The results of this have not yet been given by Dr Gregor Smith, but are expected “within days”, Ms Sturgeon told Parliament on Wednesday.
The Scottish Government is also waiting for advice from the JCVI on whether or not a programme of booster Covid jags should be rolled out more widely.
Plans for a system of Covid vaccine certification are also uncertain, ahead of a Parliament debate on Thursday.
The government will publish a paper setting out how this scheme will operate ahead of the debate, Ms Sturgeon said.
"Neither we nor any other country has the luxury of doing nothing to keep Covid under control,” Ms Sturgeon told MSPs.
"The question, especially after 18 months of restrictions being in place to varying degrees, is how we do so in the most proportionate and least restrictive way possible.
"In the Scottish Government’s view, Covid certification is a reasonable response to a very difficult situation and much more proportionate than any likely alternatives.
"Fundamentally, we believe that certification can help us reduce the overall harms caused by the pandemic.
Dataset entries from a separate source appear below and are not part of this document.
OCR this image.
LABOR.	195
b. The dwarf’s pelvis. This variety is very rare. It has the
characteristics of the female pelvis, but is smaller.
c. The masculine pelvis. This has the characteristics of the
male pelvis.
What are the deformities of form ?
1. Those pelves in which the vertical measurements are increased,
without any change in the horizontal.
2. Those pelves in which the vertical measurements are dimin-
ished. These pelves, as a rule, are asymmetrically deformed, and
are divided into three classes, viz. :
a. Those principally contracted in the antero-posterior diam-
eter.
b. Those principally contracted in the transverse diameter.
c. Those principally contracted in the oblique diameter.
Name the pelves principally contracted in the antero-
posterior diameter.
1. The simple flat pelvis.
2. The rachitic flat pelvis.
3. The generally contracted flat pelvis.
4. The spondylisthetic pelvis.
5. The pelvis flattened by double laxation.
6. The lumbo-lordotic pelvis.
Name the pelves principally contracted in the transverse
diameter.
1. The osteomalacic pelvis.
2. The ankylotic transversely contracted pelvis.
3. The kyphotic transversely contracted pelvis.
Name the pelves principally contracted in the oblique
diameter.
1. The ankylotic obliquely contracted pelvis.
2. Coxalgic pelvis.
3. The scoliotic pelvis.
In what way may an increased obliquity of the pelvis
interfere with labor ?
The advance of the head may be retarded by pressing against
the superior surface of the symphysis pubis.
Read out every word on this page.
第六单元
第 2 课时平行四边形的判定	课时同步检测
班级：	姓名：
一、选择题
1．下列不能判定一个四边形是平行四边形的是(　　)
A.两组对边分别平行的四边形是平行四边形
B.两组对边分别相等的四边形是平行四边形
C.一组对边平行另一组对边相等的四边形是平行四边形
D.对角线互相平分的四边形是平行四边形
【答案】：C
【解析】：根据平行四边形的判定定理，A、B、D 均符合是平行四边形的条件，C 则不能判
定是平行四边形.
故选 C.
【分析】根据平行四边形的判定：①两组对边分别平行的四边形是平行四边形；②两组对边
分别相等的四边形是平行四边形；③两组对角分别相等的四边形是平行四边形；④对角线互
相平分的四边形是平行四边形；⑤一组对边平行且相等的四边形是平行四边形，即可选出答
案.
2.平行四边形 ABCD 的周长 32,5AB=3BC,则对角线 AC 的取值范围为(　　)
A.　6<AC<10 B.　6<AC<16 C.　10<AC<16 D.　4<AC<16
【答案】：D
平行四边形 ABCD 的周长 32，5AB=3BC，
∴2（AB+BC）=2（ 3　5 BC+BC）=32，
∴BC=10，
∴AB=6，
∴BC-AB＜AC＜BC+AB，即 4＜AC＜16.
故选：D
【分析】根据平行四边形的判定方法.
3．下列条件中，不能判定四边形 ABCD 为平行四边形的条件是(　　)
It will to help to reduce transmission in some higher risk settings and it will maximise protection against serious illness.”
Conservative leader Douglas Ross complained the proposed paper will be published too late for plans to be scrutinised.
“The First Minister’s just promised a paper, but publishing it just hours before Parliament is expected to vote on vaccine passports is not good enough,” he said.
"So far there are no details and no answers on the SNP’s plans.
"We wanted to look at the content of the First Minister's proposals, but quite frankly there is nothing to scrutinise.”